* Josh Poimboeuf <jpoim...@redhat.com> wrote:

> On Tue, May 06, 2014 at 09:32:28AM +0200, Ingo Molnar wrote:
> > 
> > * Jiri Kosina <jkos...@suse.cz> wrote:
> > 
> > > On Mon, 5 May 2014, David Lang wrote:
> > > 
> > > > how would you know that all instances of the datastructure in memory 
> > > > have= been touched? just because all tasks have run and are outside the 
> > > > function in question doesn't tell you data structures have been 
> > > > converted. You have n= o way of knowing when (or if) the next call to 
> > > > the modified function will take place on any potential in-memory 
> > > > structure.
> > > 
> > > The problem you are trying to avoid here is functions expecting to read 
> > > "v2" format of the data from memory, while there are still tasks that are 
> > > unpredictably writing "v1" format of the data to the memory.
> > > 
> > > There are several ways to attack this problem:
> > > 
> > > - stop the whole system, convert all the existing data structures to new 
> > >   format (which might potentially be non-trivial, mostly because you 
> > >   have to *know* where all the data structures have been allocated), 
> > > apply 
> > >   patch, resume operation [ksplice, probably kpatch in future]

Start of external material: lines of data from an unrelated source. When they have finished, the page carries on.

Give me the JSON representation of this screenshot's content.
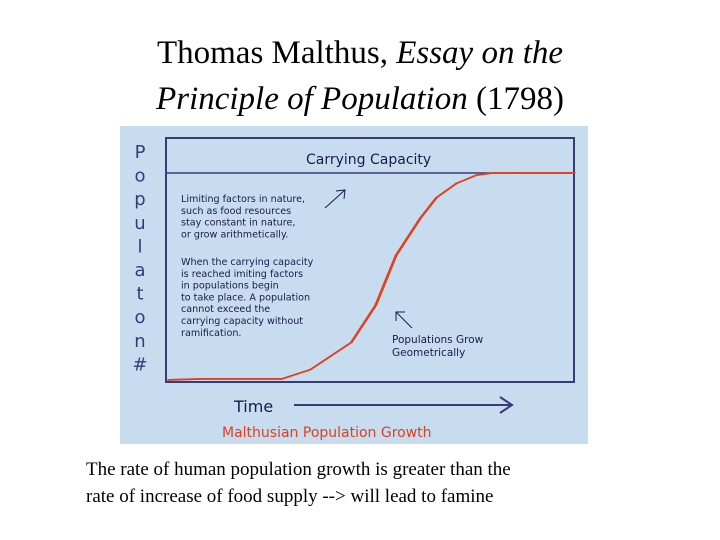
{
  "slide": {
    "title_part1": "Thomas Malthus, ",
    "title_italic1": "Essay on the",
    "title_italic2": "Principle of Population",
    "title_part2": " (1798)",
    "caption_line1": "The rate of human population growth is greater than the",
    "caption_line2": "rate of increase of food supply --> will lead to famine"
  },
  "colors": {
    "panel_bg": "#c8dcf0",
    "frame": "#3a3a7a",
    "curve": "#e0401e",
    "dark_text": "#1a1a4a",
    "accent_text": "#e0401e",
    "page_bg": "#ffffff"
  },
  "chart_data": {
    "type": "line",
    "title": "Malthusian Population Growth",
    "xlabel": "Time",
    "ylabel_letters": [
      "P",
      "o",
      "p",
      "u",
      "l",
      "a",
      "t",
      "o",
      "n",
      "#"
    ],
    "xlim": [
      0,
      100
    ],
    "ylim": [
      0,
      100
    ],
    "grid": false,
    "carrying_capacity": {
      "label": "Carrying Capacity",
      "value": 100
    },
    "series": [
      {
        "values_x": [
          0,
          8,
          28,
          35,
          45,
          51,
          56,
          62,
          66,
          71,
          76,
          80,
          86,
          100
        ],
        "values_y": [
          0,
          0.5,
          0.5,
          5,
          18,
          36,
          60,
          78,
          88,
          95,
          99,
          100,
          100,
          100
        ]
      }
    ],
    "annotations": [
      {
        "lines": [
          "Limiting factors in nature,",
          "such as food resources",
          "stay constant in nature,",
          "or grow arithmetically."
        ]
      },
      {
        "lines": [
          "When the carrying capacity",
          "is reached imiting factors",
          "in populations begin",
          "to take place. A population",
          "cannot exceed the",
          "carrying  capacity without",
          "ramification."
        ]
      },
      {
        "lines": [
          "Populations Grow",
          "Geometrically"
        ]
      }
    ]
  }
}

> > > - restrict the data format to be backwards compatible [to be done 
> > >   manually during patch creation, currently what kGraft needs to do in 
> > >   such case]
> > > - have a proxy code which can read both "v1" and "v2" formats, and writes 
> > >   back in the same format it has seen the data structure on input
> > > - once all the *code* has been converted, it still has to understand "v1" 
> > >   and "v2", but it can now start writing out "v2" format only [possible 
> > >   with kGraft, not implemented in automated fashion]
> > > 
> > > Ideas are of course more than welcome.
> > 
> > So what I'm curious about, what is the actual 'in the field' distro 
> > experience, about the type of live-patches that get pushed with 
> > urgency?
> > 
> > My guess would be that the overwhelming majority of live-patches don't 
> > change data structures - and hence the right initial model would be to 
> > ensure (via tooling, and via review) that 'v1' and 'v2' data is 
> > exactly the same.
> 
> Yes, in general we want to avoid data changes.  In practice, we expect
> most patches to be small, localized security fixes, so it shouldn't be
> an issue in most cases.
> 
> Currently the kpatch tooling detects any compile-time changes to 
> static data and refuses to build the patch module in that case.
> 
> But there's no way to programmatically detect changes to dynamic 
> data. Which is why the user always has to be very careful when 
> selecting a patch.

And since this is about the system kernel it's dead easy to mess up a 
new kernel function and make the system unbootable - so it's not like 
'be careful' isn't something implied already.